Nordavia Boeing 737. Photo: Thomas Nilsen

No more direct flights between two largest cities in Northwest-Russia

People from Murmansk and northern Norway now have to fly via St. Petersburg or Moscow to get to Arkhangelsk.
December 10, 2018


People from Murmansk and northern Norway now have to fly via St. Petersburg or Moscow to get to Arkhangelsk.

“The flight to Murmansk can now take 10 to 12 hours because you have to go via Moscow or St. Petersburg,” says Andrey Shalyov, Head of the Barents secretariat’s office and Norwegian Honorary Consul in Arkhangelsk.

Shalyov has for decades been a cornerstone in cross-border cooperation between northern Norway and Arkhangelsk. Now, he is worried lack of flights will hamper project cooperation in the Barents Region.

“The cancellation of the flight Arkhangelsk – Murmansk was of course a shock for us,” he says.

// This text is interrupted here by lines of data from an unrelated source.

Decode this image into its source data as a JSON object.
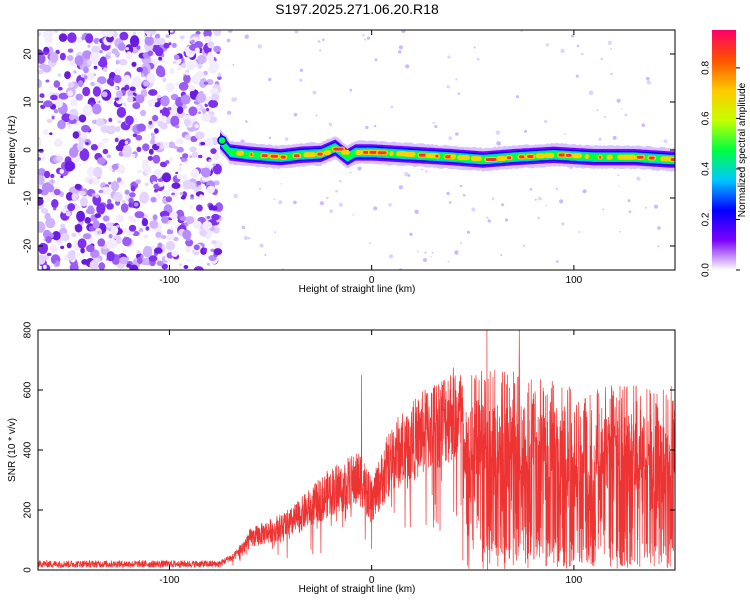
{
  "title": "S197.2025.271.06.20.R18",
  "chart_data": [
    {
      "type": "heatmap",
      "name": "spectrogram",
      "xlabel": "Height of straight line (km)",
      "ylabel": "Frequency (Hz)",
      "xlim": [
        -165,
        150
      ],
      "ylim": [
        -25,
        25
      ],
      "xticks": [
        -100,
        0,
        100
      ],
      "xtick_labels": [
        "-100",
        "0",
        "100"
      ],
      "yticks": [
        -20,
        -10,
        0,
        10,
        20
      ],
      "ytick_labels": [
        "-20",
        "-10",
        "0",
        "10",
        "20"
      ],
      "noise_region_x": [
        -165,
        -75
      ],
      "signal_start_x": -75,
      "signal_track": [
        [
          -75,
          2
        ],
        [
          -70,
          -0.5
        ],
        [
          -60,
          -1
        ],
        [
          -45,
          -1.5
        ],
        [
          -35,
          -1
        ],
        [
          -25,
          -0.8
        ],
        [
          -18,
          0.5
        ],
        [
          -12,
          -1.5
        ],
        [
          -8,
          -0.5
        ],
        [
          0,
          -0.5
        ],
        [
          20,
          -1
        ],
        [
          40,
          -1.5
        ],
        [
          55,
          -2
        ],
        [
          70,
          -1.5
        ],
        [
          90,
          -1
        ],
        [
          110,
          -1.5
        ],
        [
          130,
          -1.5
        ],
        [
          148,
          -2
        ]
      ],
      "colorbar": {
        "label": "Normalized spectral amplitude",
        "range": [
          0,
          0.95
        ],
        "ticks": [
          0.0,
          0.2,
          0.4,
          0.6,
          0.8
        ],
        "tick_labels": [
          "0.0",
          "0.2",
          "0.4",
          "0.6",
          "0.8"
        ],
        "colormap": [
          "#ffffff",
          "#7a00ff",
          "#0000ff",
          "#00c8ff",
          "#00ff40",
          "#c8ff00",
          "#ffc800",
          "#ff5000",
          "#ff0066"
        ]
      }
    },
    {
      "type": "line",
      "name": "snr",
      "xlabel": "Height of straight line (km)",
      "ylabel": "SNR (10 * v/v)",
      "xlim": [
        -165,
        150
      ],
      "ylim": [
        0,
        800
      ],
      "xticks": [
        -100,
        0,
        100
      ],
      "xtick_labels": [
        "-100",
        "0",
        "100"
      ],
      "yticks": [
        0,
        200,
        400,
        600,
        800
      ],
      "ytick_labels": [
        "0",
        "200",
        "400",
        "600",
        "800"
      ],
      "color": "#ee3333",
      "envelope": [
        [
          -165,
          20
        ],
        [
          -75,
          20
        ],
        [
          -68,
          50
        ],
        [
          -60,
          120
        ],
        [
          -40,
          180
        ],
        [
          -20,
          300
        ],
        [
          -5,
          350
        ],
        [
          0,
          260
        ],
        [
          10,
          430
        ],
        [
          25,
          520
        ],
        [
          40,
          600
        ],
        [
          45,
          580
        ],
        [
          60,
          620
        ],
        [
          100,
          560
        ],
        [
          130,
          560
        ],
        [
          150,
          560
        ]
      ],
      "spikes": [
        [
          -5,
          650
        ],
        [
          57,
          800
        ],
        [
          73,
          800
        ]
      ]
    }
  ]
}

Andrey Shalyov is Norway’s Honorary Consul and Head of the Barents Secretariat in Arkhangelsk. Photo: Thomas Nilsen

Located on the southern shores of the White Sea, Arkhangelsk is the largest city in the Russian north with just over 300,000 inhabitants. Fastest train connection to Murmansk via Karelia takes 25 hours and runs twice a week. On the other days the ride takes 45 hours and includes connecting changes.

Direct flights north to Murmansk were cancelled this autumn.

“This [lack of flights] does not help the Barents cooperation. It’s not a matter of money, but a matter of time,” Shalyov explains.


“There’s no sense of course to travel the Murmansk – Kirkenes connection that some times was quite comfortable when you had to go to Tromsø or Bodø. Now, you need overnight in Murmansk when traveling this way and then you loose time and money.”

Andrey Shalyov says this all makes it more unpredictable to plan cross-border projects with northern Norway.

On the regional level of the Barents cooperation, facilitating for better flight connections making cross-border contacts easier has been a top priority for years. In the 1990s and 2000s, the propeller plane flying from Arkhangelsk via Murmansk to Tromsø, Rovaniemi and Luleå was the catalyst for cooperation in a region where distances are huge.

Nordavia, previously named Arkhangelsk Airlines and Aeroflot Nord, operated the route.

Nordavia operated flights to Tromsø until October 2014. The route was the only linking Barents-Russia to northern Norway. Photo: Thomas Nilsen


After the flights to Tromsø were cancelled in 2014, authorities in both Murmansk and Arkhangelsk have in Barents Regional Council meetings highlighted the need for reopening. So have Norwegian officials.

“For us everything that happens with Nordavia is important. The airline brings quality of life to the region. North is impossible to imagine without air transport,” Arkhangelsk Governor Igor Orlov said after a meeting where the issue was on the agenda in 2016.

Nordavia has a fleet of 10 Boeing-737 and has its main bases at Talagi airport in Arkhangelsk and Domodedovo airport in Moscow.